Ника наклонилась над ним, покрыв его золотом волос, аккуратно вытащила ноги из под него.
– Я покажу тебе, какой сладкой может быть моя любовь, – произнесла девушка, целуя его грудь, живот и опускаясь все ниже.
Через несколько минут для Джека не существовало ничего, кроме нежных, теплых, губ, которыми она ласкала его член...
Когда Эндфилд проснулся, было уже светло. Ника спокойно спала рядом, улыбаясь во сне. Капитан накрыл девушку одеялом, накинул ее халат, который был ему короток и явно мал в плечах, не став разыскивать свою одежду, разбросанную по всей спальне, спустился вниз в гостиную, взяв лишь кобуру с пистолетом.
Стол стоял нетронутым, лишь свечи догорели, оставив причудливые потеки в подсвечниках. Капитан пошел на кухню, выпустил из кладовки отключенных роботов, и вскоре пил горячий чай, с аппетитом поглощая куски мяса с салатом.

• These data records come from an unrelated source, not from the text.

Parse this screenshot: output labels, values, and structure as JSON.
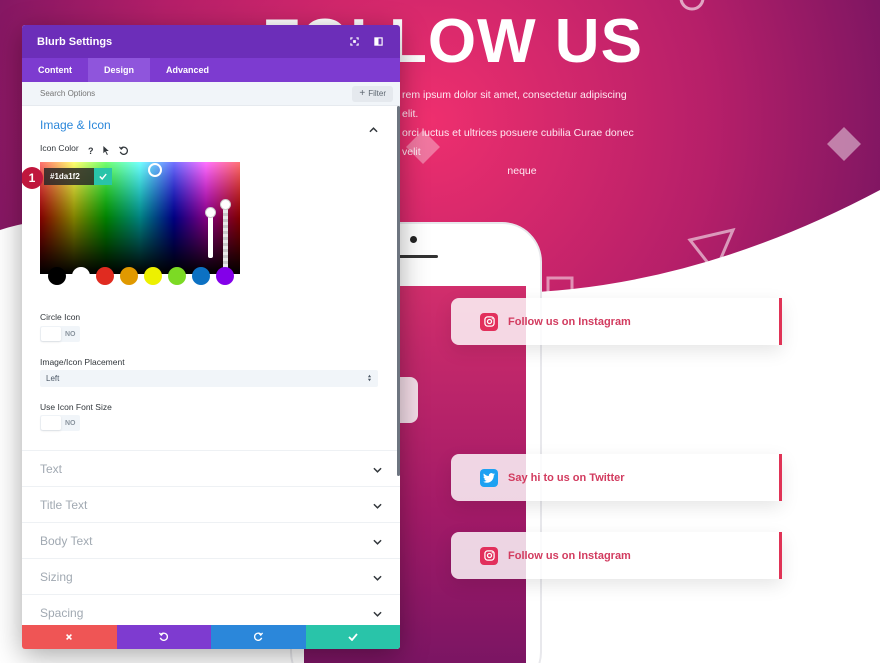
{
  "background": {
    "hero_title": "FOLLOW US",
    "hero_text_lines": [
      "rem ipsum dolor sit amet, consectetur adipiscing elit.",
      "orci luctus et ultrices posuere cubilia Curae donec velit",
      "neque"
    ],
    "social_buttons": [
      {
        "label": "Follow us on Instagram",
        "icon": "instagram-icon"
      },
      {
        "label": "Say hi to us on Twitter",
        "icon": "twitter-icon"
      },
      {
        "label": "Follow us on Instagram",
        "icon": "instagram-icon"
      }
    ],
    "colors": {
      "hero_pink": "#ee2f6e",
      "hero_purple": "#7a1563",
      "button_accent": "#e03356"
    }
  },
  "panel": {
    "title": "Blurb Settings",
    "tabs": [
      "Content",
      "Design",
      "Advanced"
    ],
    "active_tab": "Design",
    "search": {
      "placeholder": "Search Options",
      "filter_label": "Filter"
    },
    "section": {
      "title": "Image & Icon",
      "icon_color_label": "Icon Color",
      "color_picker": {
        "hex": "#1da1f2",
        "marker": "1"
      },
      "swatches": [
        "#000000",
        "#ffffff",
        "#e02b20",
        "#e09900",
        "#edf000",
        "#7cda24",
        "#0c71c3",
        "#8300e9"
      ],
      "circle_icon": {
        "label": "Circle Icon",
        "value": "NO"
      },
      "placement": {
        "label": "Image/Icon Placement",
        "value": "Left"
      },
      "use_icon_font_size": {
        "label": "Use Icon Font Size",
        "value": "NO"
      }
    },
    "collapsed_sections": [
      "Text",
      "Title Text",
      "Body Text",
      "Sizing",
      "Spacing"
    ],
    "colors": {
      "header": "#6c2eb9",
      "tabs": "#7d3bd0",
      "accent_blue": "#2b87da",
      "close": "#ef5555",
      "save": "#29c4a9"
    }
  }
}
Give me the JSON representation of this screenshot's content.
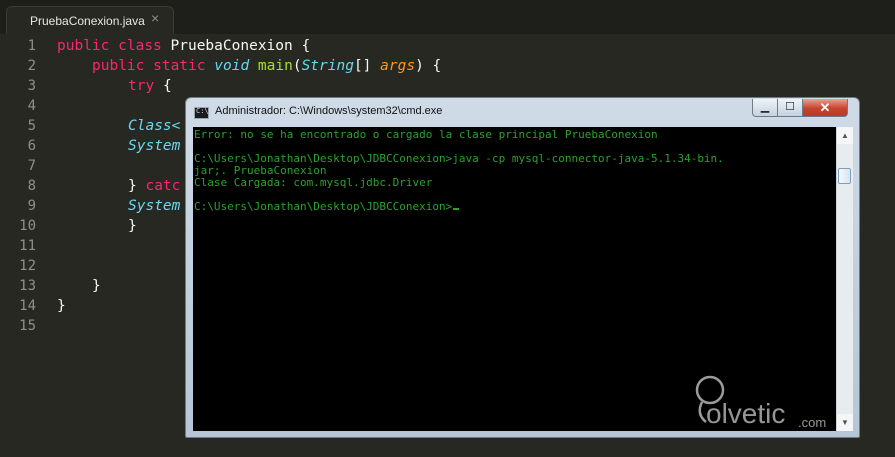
{
  "editor": {
    "tab": {
      "title": "PruebaConexion.java",
      "close_glyph": "×"
    },
    "line_numbers": [
      "1",
      "2",
      "3",
      "4",
      "5",
      "6",
      "7",
      "8",
      "9",
      "10",
      "11",
      "12",
      "13",
      "14",
      "15"
    ],
    "code": {
      "l1": {
        "kw1": "public",
        "kw2": "class",
        "name": "PruebaConexion",
        "brace": "{"
      },
      "l2": {
        "kw1": "public",
        "kw2": "static",
        "ret": "void",
        "fn": "main",
        "p1": "(",
        "type": "String",
        "p2": "[] ",
        "arg": "args",
        "p3": ") {"
      },
      "l3": {
        "kw": "try",
        "brace": "{"
      },
      "l5": {
        "type": "Class<"
      },
      "l6": {
        "text": "System"
      },
      "l8": {
        "brace": "}",
        "kw": "catc"
      },
      "l9": {
        "text": "System"
      },
      "l10": {
        "brace": "}"
      },
      "l13": {
        "brace": "}"
      },
      "l14": {
        "brace": "}"
      }
    }
  },
  "cmd": {
    "title": "Administrador: C:\\Windows\\system32\\cmd.exe",
    "icon": "C:\\",
    "buttons": {
      "minimize": "▁",
      "maximize": "☐",
      "close": "✕"
    },
    "lines": [
      "Error: no se ha encontrado o cargado la clase principal PruebaConexion",
      "",
      "C:\\Users\\Jonathan\\Desktop\\JDBCConexion>java -cp mysql-connector-java-5.1.34-bin.",
      "jar;. PruebaConexion",
      "Clase Cargada: com.mysql.jdbc.Driver",
      "",
      "C:\\Users\\Jonathan\\Desktop\\JDBCConexion>"
    ],
    "scroll": {
      "up": "▲",
      "down": "▼"
    }
  },
  "watermark": {
    "brand": "olvetic",
    "suffix": ".com"
  },
  "colors": {
    "editor_bg": "#272822",
    "keyword": "#f92672",
    "type": "#66d9ef",
    "function": "#a6e22e",
    "param": "#fd971f",
    "console_text": "#2ea02e"
  }
}
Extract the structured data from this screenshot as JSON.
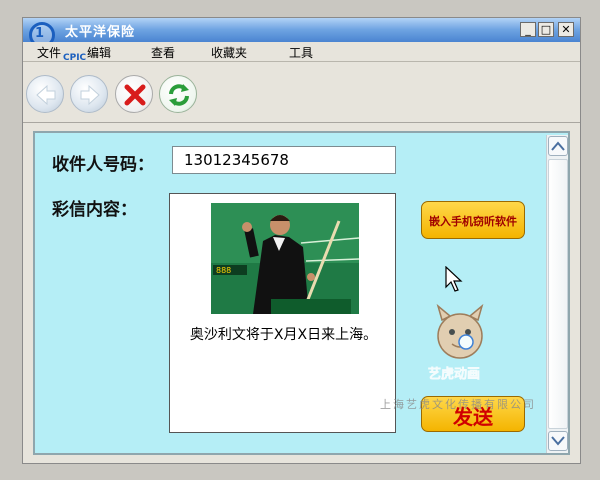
{
  "window": {
    "title": "太平洋保险",
    "logo_text": "CPIC",
    "logo_mark": "1",
    "controls": {
      "minimize": "_",
      "maximize": "□",
      "close": "✕"
    }
  },
  "menu": [
    {
      "label": "文件"
    },
    {
      "label": "编辑"
    },
    {
      "label": "查看"
    },
    {
      "label": "收藏夹"
    },
    {
      "label": "工具"
    }
  ],
  "toolbar": {
    "icons": [
      "back-icon",
      "forward-icon",
      "stop-icon",
      "refresh-icon"
    ]
  },
  "form": {
    "recipient_label": "收件人号码：",
    "recipient_value": "13012345678",
    "content_label": "彩信内容：",
    "mms_caption": "奥沙利文将于X月X日来上海。",
    "photo_board_text": "888",
    "eavesdrop_button": "嵌入手机窃听软件",
    "send_button": "发送"
  },
  "watermark": {
    "logo_text": "艺虎动画",
    "company_text": "上海艺虎文化传播有限公司"
  },
  "colors": {
    "content_bg": "#b5eef6",
    "button_yellow": "#f4b400",
    "button_text_red": "#d00000",
    "titlebar_blue": "#4a84d1"
  }
}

В коридоре раздались шаги. Появился Лазарев, одетый в синий мундир с полковничьими погонами. Он задержался в дверях, критически разглядывая одеяние Джека. Лицо эсбешника несло следы глубоко похмелья и бессонной ночи.
– Привет, – устало проговорил он, со скрипом отодвигая стул и усаживаясь. – Ты чего в доме ходишь с оружием?

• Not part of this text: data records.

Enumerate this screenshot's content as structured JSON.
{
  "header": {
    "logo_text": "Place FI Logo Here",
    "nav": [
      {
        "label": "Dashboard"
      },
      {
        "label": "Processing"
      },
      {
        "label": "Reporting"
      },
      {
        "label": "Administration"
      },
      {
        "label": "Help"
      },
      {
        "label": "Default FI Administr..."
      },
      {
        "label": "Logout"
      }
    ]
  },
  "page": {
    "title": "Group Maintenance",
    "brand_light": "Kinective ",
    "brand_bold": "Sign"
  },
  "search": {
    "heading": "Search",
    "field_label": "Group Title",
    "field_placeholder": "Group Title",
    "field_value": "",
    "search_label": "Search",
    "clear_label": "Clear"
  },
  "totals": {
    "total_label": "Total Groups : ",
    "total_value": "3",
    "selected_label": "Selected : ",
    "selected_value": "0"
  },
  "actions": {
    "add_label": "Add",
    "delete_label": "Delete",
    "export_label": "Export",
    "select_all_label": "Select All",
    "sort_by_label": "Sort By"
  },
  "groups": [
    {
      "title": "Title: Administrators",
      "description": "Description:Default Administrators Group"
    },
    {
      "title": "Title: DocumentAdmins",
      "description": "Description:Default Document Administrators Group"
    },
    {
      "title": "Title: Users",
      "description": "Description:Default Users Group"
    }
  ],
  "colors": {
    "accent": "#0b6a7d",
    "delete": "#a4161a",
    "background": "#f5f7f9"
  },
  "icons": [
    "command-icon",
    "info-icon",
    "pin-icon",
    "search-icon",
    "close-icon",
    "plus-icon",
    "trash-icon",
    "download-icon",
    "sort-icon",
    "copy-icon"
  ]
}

– Каминский рекомендовал брать его даже в сортир, обещал, что иначе непременно сопрет.
– Она все же затащила тебя в постель, – Юрий взглянул исподлобья.

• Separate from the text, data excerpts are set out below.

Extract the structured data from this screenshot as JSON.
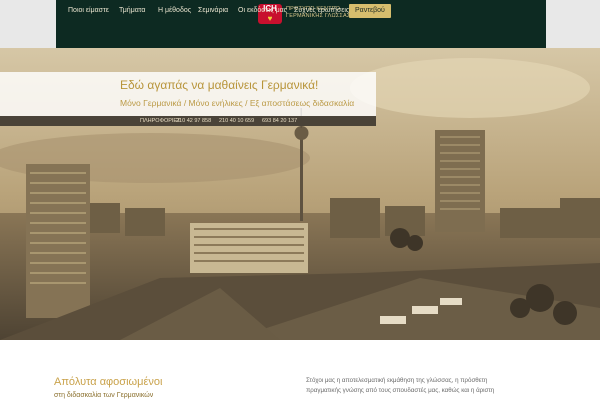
{
  "header": {
    "logo": {
      "badge_text": "ICH",
      "heart": "♥",
      "lines": [
        "ΠΡΟΤΥΠΟ ΚΕΝΤΡΟ",
        "ΓΕΡΜΑΝΙΚΗΣ ΓΛΩΣΣΑΣ"
      ]
    },
    "nav": [
      "Ποιοι είμαστε",
      "Τμήματα",
      "Η μέθοδος",
      "Σεμινάρια",
      "Οι εκδόσεις μας",
      "Συχνές ερωτήσεις",
      "Ραντεβού"
    ]
  },
  "hero": {
    "title": "Εδώ αγαπάς να μαθαίνεις Γερμανικά!",
    "subtitle": "Μόνο Γερμανικά / Μόνο ενήλικες / Εξ αποστάσεως διδασκαλία",
    "info_label": "ΠΛΗΡΟΦΟΡΙΕΣ",
    "phones": [
      "210 42 97 858",
      "210 40 10 659",
      "693 84 20 137"
    ]
  },
  "about": {
    "title": "Απόλυτα αφοσιωμένοι",
    "subtitle": "στη διδασκαλία των Γερμανικών",
    "body_lines": [
      "Στόχοι μας η αποτελεσματική εκμάθηση της γλώσσας, η πρόσθετη",
      "πραγματικής γνώσης από τους σπουδαστές μας, καθώς και η άριστη"
    ]
  },
  "colors": {
    "nav_bg": "#0d2a22",
    "accent_gold": "#c9a24b",
    "cta_bg": "#d6bd6d"
  }
}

– Возражаю, – Эндфилд перестал жевать. Лицо стало возмутительно спокойным, взгляд скучающим. – В постель затаскивают котов или прочую домашнюю живность.
– Неудачное выражение, извиняюсь.
– Как ты сюда вошел?
– При помощи ключа, – полковник усмехнулся.
– А зачем?
– По твою душу, – помолчал и добавил: – Сутки назад, оператором психосканера, кстати тем, который проверял тебя, были убиты лейтенант Каминский, майор Тюленев и еще около десятка сотрудников пограничного контроля, не считая потерь в штурмовой группе. Служба Безопасности считает, что ты причастен к этому.
– Разумеется... Разве ты не читал в деле, чем заканчивались попытки психического сканирования меня. Я предупреждал.
– Да. Запись разговора была неоднократно просмотрена и проверена на подлинность.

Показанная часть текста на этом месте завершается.